The Lawyer is back from secondment hell, and is preparing a huge expenses claim for all the legal books he’s had to buy to help him through it. It started on the first morning, when one of the partners of the firm where he’s been working for the past month popped his head round the door and asked: “Mind if I have a quick chat?”

He sidled in, closing the door behind him. The Lawyer had a presentiment of doom. Sure enough, it was: “My wife’s thrown me out. I think I need some legal advice, old chap.” Within five minutes he had his head down sobbing on the desk, and by 11am, when the Lawyer generally likes to stop for a swift Kit-Kat and a gander at the footie section, he had him cradled in his arms, whispering: “You will keep the house. You will keep the house.”

Ashen-faced, he escaped for lunch, only to find himself buttonholed in the pudding queue at the canteen. “You’re that locum lawyer, aren’t you? Know anything about party hedges?” To which the Lawyer’s normal response is to scream “Fire! My God! Women and children are burning alive in there!” and make a dash for the nearest exit, leaving his vol-au-vent, theatre programme, binoculars or whatever he’s clutching hanging in mid-air.

But because he was stranded at the client’s mercy on a business park outside Bracknell he had to digest a 10ft high row of Leylandii (and a detailed discussion of who gets to wield the chainsaw on it) along with his treacle tart and custard, and only got away by promising to look up the Party Walls Act as soon as he got back to his bookcase. By the end of the first week he had agreed to wind up two estates; arranged a discreet period of gardening leave for the marketing manager, who had carelessly left an envelope of white powder on his desk which, oddly enough, turned out to be coffee sweetener; counselled the MD’s chauffeur on his upcoming court appearance; and had even drawn up a surrogacy agreement for the director of finance, who smuggled the prospective mother into the offices as a management consultant. As she was eight-months pregnant, pushing a double buggy filled with shopping and clutching two toddlers by the hand, it wasn’t that convincing.

It all meant late nights for the Lawyer, who was expected to keep up the billing while on secondment. Lunchtimes were spent at the bookshop in town, buying all the basic law books he hasn’t had to look at since the first year at Oxford.
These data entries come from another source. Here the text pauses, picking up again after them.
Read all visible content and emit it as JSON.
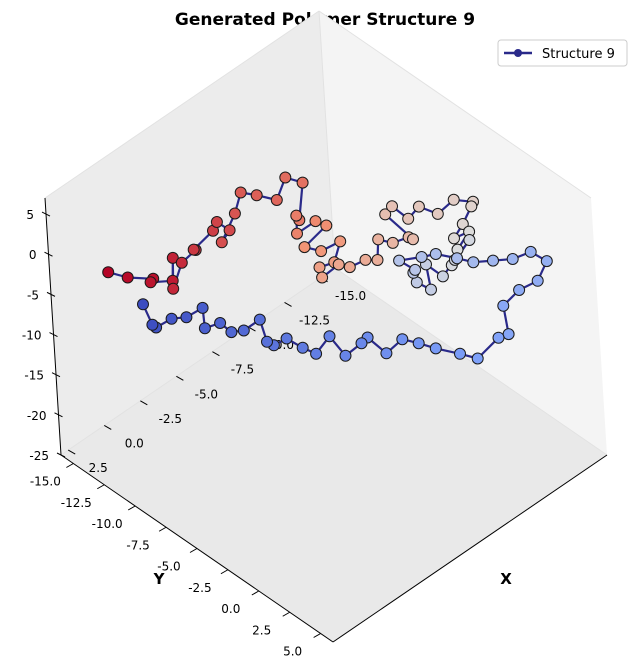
{
  "chart_data": {
    "type": "scatter",
    "title": "Generated Polymer Structure 9",
    "xlabel": "X",
    "ylabel": "Y",
    "zlabel": "",
    "legend": {
      "label": "Structure 9",
      "placement": "top-right",
      "marker_color": "#2a2a8a"
    },
    "colors": {
      "line": "#2a2a8a",
      "pane_left": "#ececec",
      "pane_right": "#f4f4f4",
      "pane_floor": "#e9e9e9",
      "marker_edge": "#1a1a1a",
      "colormap": "coolwarm"
    },
    "x_ticks": [
      "-15.0",
      "-12.5",
      "-10.0",
      "-7.5",
      "-5.0",
      "-2.5",
      "0.0",
      "2.5"
    ],
    "y_ticks": [
      "-15.0",
      "-12.5",
      "-10.0",
      "-7.5",
      "-5.0",
      "-2.5",
      "0.0",
      "2.5",
      "5.0"
    ],
    "z_ticks": [
      "5",
      "0",
      "-5",
      "-10",
      "-15",
      "-20",
      "-25"
    ],
    "xlim": [
      -16,
      3
    ],
    "ylim": [
      -16,
      6
    ],
    "zlim": [
      -25,
      7
    ],
    "grid": false,
    "point_count": 100,
    "points": [
      [
        -0.5,
        -15.5,
        -6.0
      ],
      [
        -0.6,
        -14.0,
        -5.2
      ],
      [
        -1.5,
        -13.0,
        -5.4
      ],
      [
        -1.0,
        -12.6,
        -4.8
      ],
      [
        -2.0,
        -12.0,
        -5.2
      ],
      [
        -2.5,
        -12.5,
        -3.5
      ],
      [
        -2.0,
        -12.0,
        -6.2
      ],
      [
        -3.0,
        -12.4,
        -4.6
      ],
      [
        -3.5,
        -11.8,
        -3.0
      ],
      [
        -4.0,
        -12.6,
        -4.4
      ],
      [
        -4.5,
        -11.5,
        -1.5
      ],
      [
        -5.5,
        -12.4,
        -2.6
      ],
      [
        -6.0,
        -12.0,
        -3.8
      ],
      [
        -4.8,
        -11.2,
        -3.0
      ],
      [
        -5.0,
        -10.2,
        1.4
      ],
      [
        -6.5,
        -11.5,
        0.8
      ],
      [
        -7.0,
        -10.8,
        0.6
      ],
      [
        -8.0,
        -10.4,
        -0.8
      ],
      [
        -8.5,
        -10.2,
        1.6
      ],
      [
        -9.0,
        -9.4,
        1.2
      ],
      [
        -8.0,
        -8.6,
        -1.4
      ],
      [
        -7.5,
        -8.2,
        0.2
      ],
      [
        -7.0,
        -7.6,
        -0.8
      ],
      [
        -7.5,
        -6.6,
        1.2
      ],
      [
        -8.2,
        -6.6,
        -0.2
      ],
      [
        -6.5,
        -6.4,
        -0.6
      ],
      [
        -6.8,
        -5.4,
        -0.4
      ],
      [
        -7.8,
        -5.0,
        0.0
      ],
      [
        -7.0,
        -4.6,
        -1.2
      ],
      [
        -6.0,
        -4.6,
        -0.6
      ],
      [
        -5.5,
        -3.8,
        -0.4
      ],
      [
        -6.5,
        -3.6,
        0.2
      ],
      [
        -6.6,
        -2.8,
        0.6
      ],
      [
        -7.2,
        -2.2,
        1.4
      ],
      [
        -8.0,
        -2.2,
        0.4
      ],
      [
        -8.6,
        -2.8,
        1.6
      ],
      [
        -9.4,
        -2.6,
        0.4
      ],
      [
        -10.0,
        -2.0,
        1.0
      ],
      [
        -10.6,
        -2.4,
        -0.4
      ],
      [
        -9.8,
        -3.6,
        2.4
      ],
      [
        -10.6,
        -4.0,
        2.0
      ],
      [
        -11.0,
        -3.2,
        0.8
      ],
      [
        -11.6,
        -3.0,
        1.8
      ],
      [
        -12.2,
        -2.2,
        1.0
      ],
      [
        -13.0,
        -1.8,
        2.2
      ],
      [
        -13.8,
        -1.2,
        1.6
      ],
      [
        -13.2,
        -0.6,
        2.4
      ],
      [
        -12.4,
        -0.4,
        1.4
      ],
      [
        -11.6,
        -0.2,
        0.8
      ],
      [
        -12.0,
        0.6,
        2.0
      ],
      [
        -11.0,
        0.8,
        1.2
      ],
      [
        -10.4,
        1.0,
        0.2
      ],
      [
        -11.2,
        1.6,
        3.0
      ],
      [
        -10.0,
        1.8,
        2.2
      ],
      [
        -9.6,
        1.2,
        0.0
      ],
      [
        -9.0,
        0.6,
        1.6
      ],
      [
        -8.6,
        1.4,
        -0.2
      ],
      [
        -8.0,
        1.0,
        1.0
      ],
      [
        -8.6,
        0.0,
        0.4
      ],
      [
        -9.2,
        -0.6,
        -0.6
      ],
      [
        -8.8,
        -1.4,
        0.2
      ],
      [
        -10.0,
        -1.0,
        -0.4
      ],
      [
        -10.8,
        -0.8,
        -0.8
      ],
      [
        -11.4,
        0.2,
        -1.0
      ],
      [
        -12.0,
        0.8,
        -1.6
      ],
      [
        -13.0,
        1.2,
        -2.2
      ],
      [
        -14.0,
        1.6,
        -2.8
      ],
      [
        -14.6,
        2.4,
        -1.8
      ],
      [
        -15.0,
        3.2,
        -2.6
      ],
      [
        -14.0,
        3.6,
        -3.4
      ],
      [
        -13.2,
        3.0,
        -4.2
      ],
      [
        -12.4,
        2.6,
        -5.6
      ],
      [
        -12.0,
        3.4,
        -7.8
      ],
      [
        -11.0,
        3.8,
        -6.6
      ],
      [
        -10.0,
        3.2,
        -8.6
      ],
      [
        -9.0,
        3.0,
        -7.0
      ],
      [
        -8.2,
        2.0,
        -6.4
      ],
      [
        -7.4,
        1.6,
        -5.2
      ],
      [
        -6.8,
        1.0,
        -4.6
      ],
      [
        -6.0,
        0.6,
        -5.8
      ],
      [
        -5.6,
        -0.4,
        -4.4
      ],
      [
        -5.8,
        -1.2,
        -6.2
      ],
      [
        -5.0,
        -1.6,
        -7.2
      ],
      [
        -4.8,
        -2.6,
        -5.6
      ],
      [
        -4.0,
        -2.8,
        -7.0
      ],
      [
        -3.6,
        -3.4,
        -6.4
      ],
      [
        -3.2,
        -4.2,
        -5.6
      ],
      [
        -2.8,
        -4.8,
        -6.6
      ],
      [
        -2.2,
        -4.6,
        -5.2
      ],
      [
        -2.6,
        -5.6,
        -4.0
      ],
      [
        -1.8,
        -6.0,
        -4.8
      ],
      [
        -1.6,
        -6.8,
        -5.6
      ],
      [
        -1.2,
        -7.2,
        -4.4
      ],
      [
        -0.8,
        -8.0,
        -5.4
      ],
      [
        -1.2,
        -8.6,
        -4.0
      ],
      [
        -0.4,
        -9.0,
        -4.6
      ],
      [
        -0.2,
        -10.0,
        -5.6
      ],
      [
        0.4,
        -10.6,
        -6.6
      ],
      [
        0.0,
        -11.4,
        -7.6
      ],
      [
        -0.4,
        -12.6,
        -6.8
      ]
    ]
  }
}
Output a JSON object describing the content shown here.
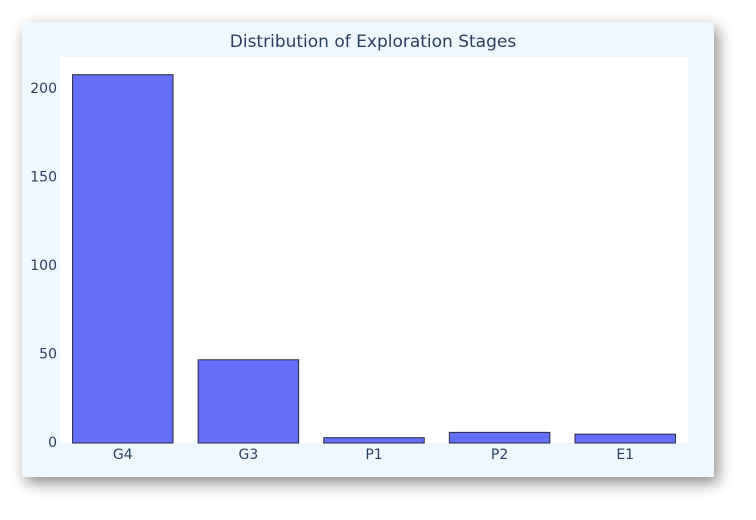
{
  "chart_data": {
    "type": "bar",
    "title": "Distribution of Exploration Stages",
    "categories": [
      "G4",
      "G3",
      "P1",
      "P2",
      "E1"
    ],
    "values": [
      208,
      47,
      3,
      6,
      5
    ],
    "color": "#636efa",
    "ylim": [
      0,
      218
    ],
    "yticks": [
      0,
      50,
      100,
      150,
      200
    ],
    "grid": false
  }
}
Meanwhile, I was organising a party for 30 three-year-olds and all their parents, who do tend to hang around rather, unlike parents of older kids, who realise they’ve got a good five hours before they have to take charge again and nip off to the matinee of The Sixth Sense while they’ve got the chance. Liability, whose birthday it was, missed her daddy very much, and he had to read Happy Birthday Maisy eight times before she got off to sleep on the Friday when he eventually returned, lawyered to death.

“Why can’t they make pop-up legal books?” he asked, while I packed away all the new tomes he had bought, and amused himself with pulling tabs and opening flaps. “You know, that could be a great idea…” “How’s the novel going?” I asked quickly, to forestall him, but he had already seized the children’s scissors and art paper and was cutting out the prototype of Divorce for Professionals: How to Keep It All. I hate to think where we’re going from here.